The government has reimposed “crude, blanket” lockdown restrictions on half a million people in Greater Manchester just 12 hours after they were lifted after a rise in infections.
The health secretary, Matt Hancock, said Trafford and Bolton would remain under enhanced restrictions banning gatherings in homes and gardens “following a significant change in the level of infection rates over the last few days”.
Andy Burnham, the mayor of Greater Manchester, welcomed the change of heart but warned confusing local lockdowns were “becoming less and less effective”.
Fewer than half of the 305 fines given to people in Greater Manchester for breaking restrictions between March and May had been paid, according to Burnham’s deputy, Beverley Hughes, who said it showed lockdowns were “losing credibility”.
“The restrictions on family gatherings in houses and gardens is resented by the public, who see it as inconsistent with being allowed to mix with family and friends in a pub garden, and is virtually impossible to police,” she said.
“These crude blanket restrictions can only be an interim measure,” Burnham said, calling for “a much more sophisticated, more targeted approach”.
There has not yet been a reallocation of test-and-trace resources from the national to local level yet, despite government promising to redeploy 6,000 workers, he said, insisting: “We need to build a local test-and-trace operation that goes door to door.”
The decision came after Bolton’s Conservative-run council and Trafford’s Labour administration both wrote to Hancock on Tuesday to ask him not to lift restrictions as planned on Wednesday. But it was announced at noon on Wednesday, 12 hours after the restrictions were widely believed to have been lifted, causing confusion and dismay.
Chris Green, the Conservative MP for Bolton West, said he was “disappointed” at the U-turn.
“Despite what I and local press understood, Bolton is being kept in local lockdown. I’m disappointed at how this important decision has been communicated because of the impact this will have on people’s lives,” he tweeted.
Hancock said the decision was made in collaboration with local leaders. “We continually monitor outbreaks across the country, and have seen infection rates increase more than three times in Bolton in under a week, and double in Trafford since the last review,” he said.

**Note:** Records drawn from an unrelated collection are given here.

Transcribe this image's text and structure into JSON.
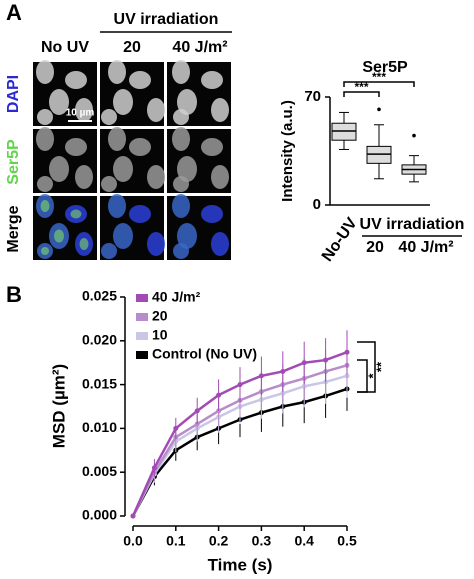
{
  "figure": {
    "panel_a_label": "A",
    "panel_b_label": "B",
    "header": "UV irradiation",
    "columns": [
      "No UV",
      "20",
      "40 J/m²"
    ],
    "rows": [
      "DAPI",
      "Ser5P",
      "Merge"
    ],
    "scale_bar": "10 µm"
  },
  "chart_data": [
    {
      "type": "box",
      "title": "Ser5P",
      "y_label": "Intensity (a.u.)",
      "group_label": "UV irradiation",
      "categories": [
        "No-UV",
        "20",
        "40 J/m²"
      ],
      "color": "#dddddd",
      "ylim": [
        0,
        70
      ],
      "yticks": [
        0,
        70
      ],
      "boxes": [
        {
          "whisker_low": 36,
          "q1": 42,
          "median": 48,
          "q3": 53,
          "whisker_high": 60,
          "outliers": []
        },
        {
          "whisker_low": 17,
          "q1": 27,
          "median": 33,
          "q3": 38,
          "whisker_high": 52,
          "outliers": [
            62
          ]
        },
        {
          "whisker_low": 15,
          "q1": 20,
          "median": 23,
          "q3": 26,
          "whisker_high": 32,
          "outliers": [
            45
          ]
        }
      ],
      "annotations": [
        "***",
        "***"
      ]
    },
    {
      "type": "line",
      "x_label": "Time (s)",
      "y_label": "MSD (µm²)",
      "x": [
        0,
        0.05,
        0.1,
        0.15,
        0.2,
        0.25,
        0.3,
        0.35,
        0.4,
        0.45,
        0.5
      ],
      "xlim": [
        0,
        0.5
      ],
      "ylim": [
        0,
        0.025
      ],
      "xticks": [
        {
          "value": 0,
          "label": "0.0"
        },
        0.1,
        0.2,
        0.3,
        0.4,
        0.5
      ],
      "yticks": [
        {
          "value": 0,
          "label": "0.000"
        },
        0.005,
        {
          "value": 0.01,
          "label": "0.010"
        },
        0.015,
        {
          "value": 0.02,
          "label": "0.020"
        },
        0.025
      ],
      "series": [
        {
          "name": "40 J/m²",
          "color": "#a24bb5",
          "values": [
            0,
            0.0055,
            0.01,
            0.012,
            0.0138,
            0.015,
            0.016,
            0.0165,
            0.0175,
            0.0178,
            0.0187
          ],
          "errors": [
            0,
            0.001,
            0.0012,
            0.0015,
            0.0018,
            0.002,
            0.0022,
            0.0023,
            0.0024,
            0.0025,
            0.0025
          ]
        },
        {
          "name": "20",
          "color": "#b88ccb",
          "values": [
            0,
            0.005,
            0.009,
            0.0105,
            0.012,
            0.0132,
            0.0142,
            0.015,
            0.0157,
            0.0165,
            0.0172
          ],
          "errors": [
            0,
            0.001,
            0.0012,
            0.0015,
            0.0018,
            0.002,
            0.0022,
            0.0023,
            0.0024,
            0.0025,
            0.0025
          ]
        },
        {
          "name": "10",
          "color": "#c9c6e6",
          "values": [
            0,
            0.0048,
            0.0085,
            0.01,
            0.0113,
            0.0125,
            0.0133,
            0.014,
            0.0148,
            0.0153,
            0.016
          ],
          "errors": [
            0,
            0.001,
            0.0012,
            0.0015,
            0.0018,
            0.002,
            0.0022,
            0.0023,
            0.0024,
            0.0025,
            0.0025
          ]
        },
        {
          "name": "Control (No UV)",
          "color": "#000000",
          "values": [
            0,
            0.0045,
            0.0075,
            0.009,
            0.01,
            0.011,
            0.0118,
            0.0125,
            0.013,
            0.0137,
            0.0145
          ],
          "errors": [
            0,
            0.001,
            0.0012,
            0.0015,
            0.0018,
            0.002,
            0.0022,
            0.0023,
            0.0024,
            0.0025,
            0.0025
          ]
        }
      ],
      "annotations": [
        "*",
        "**"
      ]
    }
  ]
}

The latest data for Bolton, from 30 August, shows the weekly incidence rate is now at 66.6 cases per 100,000. This compares with 18.9 per 100,000 between 17 and 23 August. In Trafford, there are 36.8 cases per 100,000 people, up from 17.8 per 100,000.
Andrew Western, the leader of Trafford council, said: “I don’t call this a win. We all want restrictions out as soon as possible and proper funding for hyper local action. I take no pleasure in seeing increased cases. We should never have been put in this mess in the first place; this has massively damaged public confidence in measures,” he tweeted.
On Tuesday Western wrote to Hancock to complain that his authority’s health officials had been overruled to appease Tory MPs in what he describe as a “haphazard and nakedly political approach”.
In a letter, he told the health secretary Trafford’s infection rate had increased 100% over the past week and that its representations, urging for restrictions to be kept in place for at least two weeks to allow the safe opening of schools, had been “completely ignored”.
The area’s sole Tory MP, Graham Brady, the influential chair of the Conservatives’ 1922 Committee, had wanted the measures to be eased.
Residents of Bolton and Trafford will now remain under the same restrictions as those in nearby Salford, Manchester, Rochdale, Bury and Tameside – which all have lower rates of infection.
People in the Greater Manchester borough of Stockport, as well as Burnley and Hyndburn in Lancashire, were freed from the restrictions on Wednesday following the decision announced by Hancock last Friday.
The measures, imposed on 31 July, have also been lifted in parts of Bradford, Calderdale and Kirklees in West Yorkshire.
Burnham said the debacle showed “the way the government has been running things, sitting in Whitehall imposing decisions on local areas, has to stop. We can’t have that any more. It isn’t working. It’s confusing people, it’s causing anger and resentment, we need to move now to a new, more sophisticated approach as soon as we possibly can.”